Background technology
Intruding detection system (IDS) is according to certain security strategy, and the operation conditions of network, system is monitored, is used to protect information system.IDS can be divided into abnormality detection and label detection two classes.Abnormality detection is based on the normal behaviour of a main body (such as user or system), and any behavior that is different from normal behaviour all is considered to invasion.Label detection also is referred to as label based on the feature of known invasion and system's susceptibility.Any and behavior tag match all is regarded as invasion.

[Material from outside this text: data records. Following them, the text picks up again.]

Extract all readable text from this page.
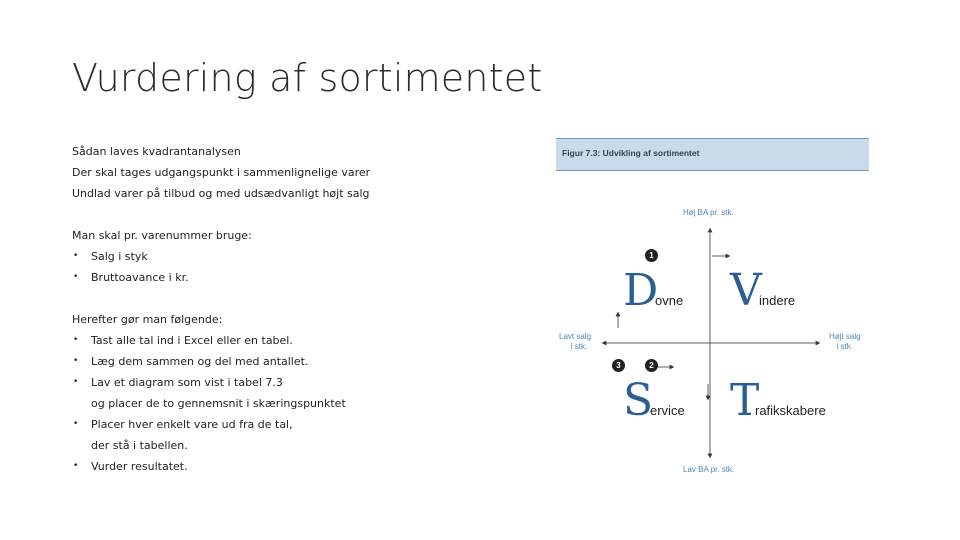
Vurdering af sortimentet
Sådan laves kvadrantanalysen
Der skal tages udgangspunkt i sammenlignelige varer
Undlad varer på tilbud og med udsædvanligt højt salg
Man skal pr. varenummer bruge:
• Salg i styk
• Bruttoavance i kr.
Herefter gør man følgende:
• Tast alle tal ind i Excel eller en tabel.
• Læg dem sammen og del med antallet.
• Lav et diagram som vist i tabel 7.3
og placer de to gennemsnit i skæringspunktet
• Placer hver enkelt vare ud fra de tal,
der stå i tabellen.
• Vurder resultatet.
Figur 7.3: Udvikling af sortimentet
Høj BA pr. stk.
Lav BA pr. stk.
Lavt salg
i stk.
Højt salg
i stk.
1
2
3
D
ovne V
indere
S
ervice T
rafikskabere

Abnormality detection and label detection all have its limitation.Because normal behaviour is difficult to be described, abnormality detection has very high false alarms rate.Even description normal behaviour that can be correct, attack personnel still can progressively make IDS believe that his/her intrusion behavior is a normal behaviour.As for label detection, its feature detection based on known attack is attacked, and with packet and tag match.If the match is successful, will report an attack, otherwise will not report.Therefore label detection can not detect some unknown attacks.As replenishing of intrusion prevention technology (such as access control and authentication), intrusion detection is used for the two wires protection of network and information system.
Yet still in the face of a lot of challenges, except some known limitations, such as lacking the ability that detects unknown attack, most IDS have run into increasing serious problems in intrusion detection.At first, current IDS is mostly to be to pay close attention to rudimentary attack and unusual, and report alarm separately, turns a deaf ear to hiding the logic step of attacking thereafter.The Security Officer can only rely on the contact of oneself describing out between these alarms as a result.Its two, most IDS can generate a large amount of alarms usually, comprise real and alarm falseness.Under the situation of intensive invasion, real alarm is being mingled with false alarm, and the quantity of alarm becomes and can not manage.Security Officer/intrusion response system is hard to know alarm intrusion behavior behind as a result, therefore, is difficult in time take suitable action and countermeasure.
At the problems referred to above, in the prior art, improved the use of current I DS, based on the inherent correlation of rudimentary intrusion behavior, construct senior invasion scene.The invasion scene is that whole consideration in the security scenario is brought in the attack that all are relevant into, though original invasion scene graph has deducted the security official to each alarm being carried out the work of correlation analysis, but because the alarm amount that original invasion scene relates to is still a lot, the graph structure complexity, relation is redundant, is unfavorable for that network security person analyzes the invasion step.
Summary of the invention
In order to overcome the deficiency that prior art exists, the invention provides directly perceived, the understanding easily of a kind of composition, be convenient to the network security manager and take the network intrusion scene chart generation method of response means timely and effectively
A kind of network intrusion scene chart generation method based on cluster analysis, the original alarm relation of the invasion scene that obtains behind the input process feature class correlation analysis is right, it is characterized in that carrying out the operation of following steps again:
(1) input through obtain behind the feature class correlation analysis into to invade the scene primitive relation right, calculate the in-degree of its all alarms;
(2), the alarm merging that has identical rule sign, attack source IP address and attack purpose IP address alarm attributes under the same in-degree is become a new polymerization alarm since 0 in-degree; Being designated of this polymerization alarm merged ID number of the arbitrary alarm in the alarm when forming this polymerization alarm, generation time and concluding time correspond to all minimum generation times that merged alarm and maximum concluding time respectively, the level of this polymerization alarm is that the current number of degrees of going into add 1, and number of times of attack is the number that is merged alarm; The consequent of merged alarm concerns in the consequent of the polymerization alarm that is superimposed upon its place;
(3) the consequent alarm in-degree of the alarm of 0 in-degree is subtracted 1 after, recomputate in-degree, the operation of circulation (2) is finished the cluster merging up to travel through all alarms, obtains the polymerization alarm and the polymerization warning relation is right;
(4) take out each polymerization alarm successively, obtain the in-degree that all consequents are alarmed in polymerization respectively,, under the condition that keeps connected graph to be communicated with, remove and stride the ATM layer relationsATM operation, generate network intrusion scene chart the consequent of a plurality of different in-degrees is arranged.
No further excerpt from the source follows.